結翔が一番嫌なことは家に戻ることなのだから。
それで、飢えて倒れたことを秘密にするように私に頼んだのだ。
「……だめなんですね? やはり再婚に反対しているのかしら? 噂を信じているのかしら?」
紬の瞳から光が消え、悲しみの色に染まる。
今にも泣きだしそうだ。
「……結翔さんは優しい人でした……母が仕事で遅い日は、結翔さんの家で一緒に夕飯を食べようと誘ってくれました……休みの日には一緒に出掛けたり、勉強を見てくれたり……その他にもいろいろと気を使ってくれました……」
結翔も寂しかったのだ。
だから、紬の気持ちがわかって、放って置けなかったのだと思う。
紬は私よりもずっと前から結翔を知っている。
その分悲しんだり、悩んだりしているのだ。
二人の子供時代が目に浮かぶと、不思議な親近感が湧いてきて、紬がずっと前からの親友だったような錯覚を覚えた。
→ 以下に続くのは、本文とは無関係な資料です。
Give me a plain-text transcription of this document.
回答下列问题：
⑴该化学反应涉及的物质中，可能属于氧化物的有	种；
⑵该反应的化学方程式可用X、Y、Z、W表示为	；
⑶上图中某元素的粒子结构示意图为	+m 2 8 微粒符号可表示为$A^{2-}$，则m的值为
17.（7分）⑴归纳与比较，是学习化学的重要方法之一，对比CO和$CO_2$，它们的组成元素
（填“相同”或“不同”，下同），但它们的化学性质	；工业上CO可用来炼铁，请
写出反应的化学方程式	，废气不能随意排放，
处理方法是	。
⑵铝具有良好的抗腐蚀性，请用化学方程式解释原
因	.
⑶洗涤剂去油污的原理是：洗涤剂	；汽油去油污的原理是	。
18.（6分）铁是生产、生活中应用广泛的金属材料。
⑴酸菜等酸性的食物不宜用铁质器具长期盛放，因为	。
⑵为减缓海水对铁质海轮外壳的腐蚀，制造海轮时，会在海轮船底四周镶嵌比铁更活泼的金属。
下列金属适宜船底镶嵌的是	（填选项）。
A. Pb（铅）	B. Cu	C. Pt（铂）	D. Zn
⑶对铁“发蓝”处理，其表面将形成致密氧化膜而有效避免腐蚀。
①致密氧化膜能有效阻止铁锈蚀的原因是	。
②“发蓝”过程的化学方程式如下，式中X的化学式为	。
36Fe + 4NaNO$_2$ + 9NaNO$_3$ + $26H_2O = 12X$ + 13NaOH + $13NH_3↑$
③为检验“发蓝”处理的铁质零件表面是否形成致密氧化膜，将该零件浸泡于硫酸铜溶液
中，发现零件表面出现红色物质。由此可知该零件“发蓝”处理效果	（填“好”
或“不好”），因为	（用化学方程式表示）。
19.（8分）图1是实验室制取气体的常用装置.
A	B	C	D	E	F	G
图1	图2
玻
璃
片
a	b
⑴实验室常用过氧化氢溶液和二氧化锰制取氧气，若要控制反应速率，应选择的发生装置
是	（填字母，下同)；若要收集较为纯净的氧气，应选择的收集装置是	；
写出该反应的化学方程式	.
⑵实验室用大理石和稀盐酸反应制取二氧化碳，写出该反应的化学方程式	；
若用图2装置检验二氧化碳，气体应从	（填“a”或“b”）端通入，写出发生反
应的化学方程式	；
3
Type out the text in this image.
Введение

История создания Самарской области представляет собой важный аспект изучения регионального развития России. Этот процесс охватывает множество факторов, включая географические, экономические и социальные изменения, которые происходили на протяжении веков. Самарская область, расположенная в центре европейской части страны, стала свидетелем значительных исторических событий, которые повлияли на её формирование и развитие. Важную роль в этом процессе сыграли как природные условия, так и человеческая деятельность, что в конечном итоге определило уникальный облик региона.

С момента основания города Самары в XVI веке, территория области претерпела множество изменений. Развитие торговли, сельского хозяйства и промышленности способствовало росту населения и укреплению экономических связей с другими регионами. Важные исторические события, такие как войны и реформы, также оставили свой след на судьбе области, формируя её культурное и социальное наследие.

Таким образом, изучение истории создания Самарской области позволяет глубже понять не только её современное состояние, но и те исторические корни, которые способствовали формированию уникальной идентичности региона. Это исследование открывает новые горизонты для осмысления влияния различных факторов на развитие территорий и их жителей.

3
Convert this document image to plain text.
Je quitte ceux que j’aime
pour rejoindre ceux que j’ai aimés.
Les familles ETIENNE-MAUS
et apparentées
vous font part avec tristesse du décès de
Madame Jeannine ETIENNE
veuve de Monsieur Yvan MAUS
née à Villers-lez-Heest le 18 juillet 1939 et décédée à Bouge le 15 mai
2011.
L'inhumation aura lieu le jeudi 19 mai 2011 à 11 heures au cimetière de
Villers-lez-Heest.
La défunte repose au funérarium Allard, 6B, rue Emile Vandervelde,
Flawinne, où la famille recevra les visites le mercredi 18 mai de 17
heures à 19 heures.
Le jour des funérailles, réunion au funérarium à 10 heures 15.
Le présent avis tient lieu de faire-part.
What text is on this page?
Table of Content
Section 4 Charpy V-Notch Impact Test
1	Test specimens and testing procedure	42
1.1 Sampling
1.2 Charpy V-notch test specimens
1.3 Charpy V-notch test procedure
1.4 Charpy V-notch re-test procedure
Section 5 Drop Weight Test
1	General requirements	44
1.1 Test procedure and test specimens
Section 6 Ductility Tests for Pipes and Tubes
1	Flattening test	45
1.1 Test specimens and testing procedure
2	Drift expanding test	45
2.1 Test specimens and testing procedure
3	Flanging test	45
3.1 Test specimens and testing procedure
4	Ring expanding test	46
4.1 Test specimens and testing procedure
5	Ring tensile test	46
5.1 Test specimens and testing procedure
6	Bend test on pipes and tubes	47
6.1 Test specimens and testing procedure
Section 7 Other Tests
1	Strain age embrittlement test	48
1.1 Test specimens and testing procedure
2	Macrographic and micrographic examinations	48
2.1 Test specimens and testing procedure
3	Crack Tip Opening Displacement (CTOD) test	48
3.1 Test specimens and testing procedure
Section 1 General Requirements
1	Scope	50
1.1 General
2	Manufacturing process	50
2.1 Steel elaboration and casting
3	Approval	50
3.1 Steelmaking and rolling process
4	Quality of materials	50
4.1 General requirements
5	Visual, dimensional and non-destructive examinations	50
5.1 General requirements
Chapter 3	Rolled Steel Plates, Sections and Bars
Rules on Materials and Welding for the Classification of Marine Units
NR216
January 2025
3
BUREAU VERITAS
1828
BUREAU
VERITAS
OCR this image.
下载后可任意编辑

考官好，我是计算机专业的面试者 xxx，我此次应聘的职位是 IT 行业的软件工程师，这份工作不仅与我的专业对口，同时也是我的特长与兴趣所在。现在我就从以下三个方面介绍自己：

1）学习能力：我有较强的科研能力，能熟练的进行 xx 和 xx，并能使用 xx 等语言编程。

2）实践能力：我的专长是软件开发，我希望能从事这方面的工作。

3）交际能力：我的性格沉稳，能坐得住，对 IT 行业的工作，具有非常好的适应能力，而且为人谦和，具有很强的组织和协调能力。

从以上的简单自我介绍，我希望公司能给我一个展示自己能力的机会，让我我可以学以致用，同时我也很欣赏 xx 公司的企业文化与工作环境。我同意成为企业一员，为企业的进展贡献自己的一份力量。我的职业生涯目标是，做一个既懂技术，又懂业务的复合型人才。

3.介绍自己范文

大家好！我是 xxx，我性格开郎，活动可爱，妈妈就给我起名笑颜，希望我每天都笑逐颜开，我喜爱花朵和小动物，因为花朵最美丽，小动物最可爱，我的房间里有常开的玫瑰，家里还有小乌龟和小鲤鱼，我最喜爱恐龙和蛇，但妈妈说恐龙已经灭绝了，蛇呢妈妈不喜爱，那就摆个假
「……紬ちゃん……結翔さんと話をした方がいい。このままでいいはずがないもの……」
「そのつもりです。結翔さんと直接話をしたいんです……」
「……わかった。私からは話さない……何も知らないフリをする……」
「結翔さんのことをよろしくお願いします。なにかあったら教えてください」
紬が同じ言葉を何度も繰り返し、私は、結翔と紬の家族皆が幸せになれるように祈った。
翌日の昼休み、絵美の待つ屋上へ行こうとすると、
「有宮さん!」
呼び止められ、振り返ると麗奈が立っていた。
「桐谷さんと何か話をした? あの人には近づかない方がいいわよ。貴女は何もわかっていない! 桐谷さんがどんなに酷い人か……私は知っている。だから、皆があの人に騙されないように気を配ってあげていたのに……どうして私の善意が理解できないの!?」
「……松坂さん……決めつけるのは良くない……」
「貴女に何が分かるっていうの!?」
顔を強張らせたまま麗奈は引かない。
「で、でも……根拠もないのに……」
この話は、おかしなことばかりだ。
まず、結翔が根拠のない噂を鵜呑みにするなんて考えられない。
噂を信じ、妹のように可愛がっていた紬を嫌うこともないだろう。
結翔が家を出た理由はきっと他にあるはずだ。
話し合いは別の機会にしたほうがいい。
結翔も交え、なるべく早く場を設けるべきなのだ。
「……ごめん……絵美が待っているの……また後で……」
今、麗奈と話をしても堂々巡りになるだけ。
逃げるように先を急ぐ私の足を、甲高い声が止めた。
「結翔のことを一番理解しているのは私よ! だって、婚約者ですもの!」
(……えっ?……今……何て……?)
振り返ると、勝ち誇る麗奈の姿が目に入り、私は頭の中が真っ白になった。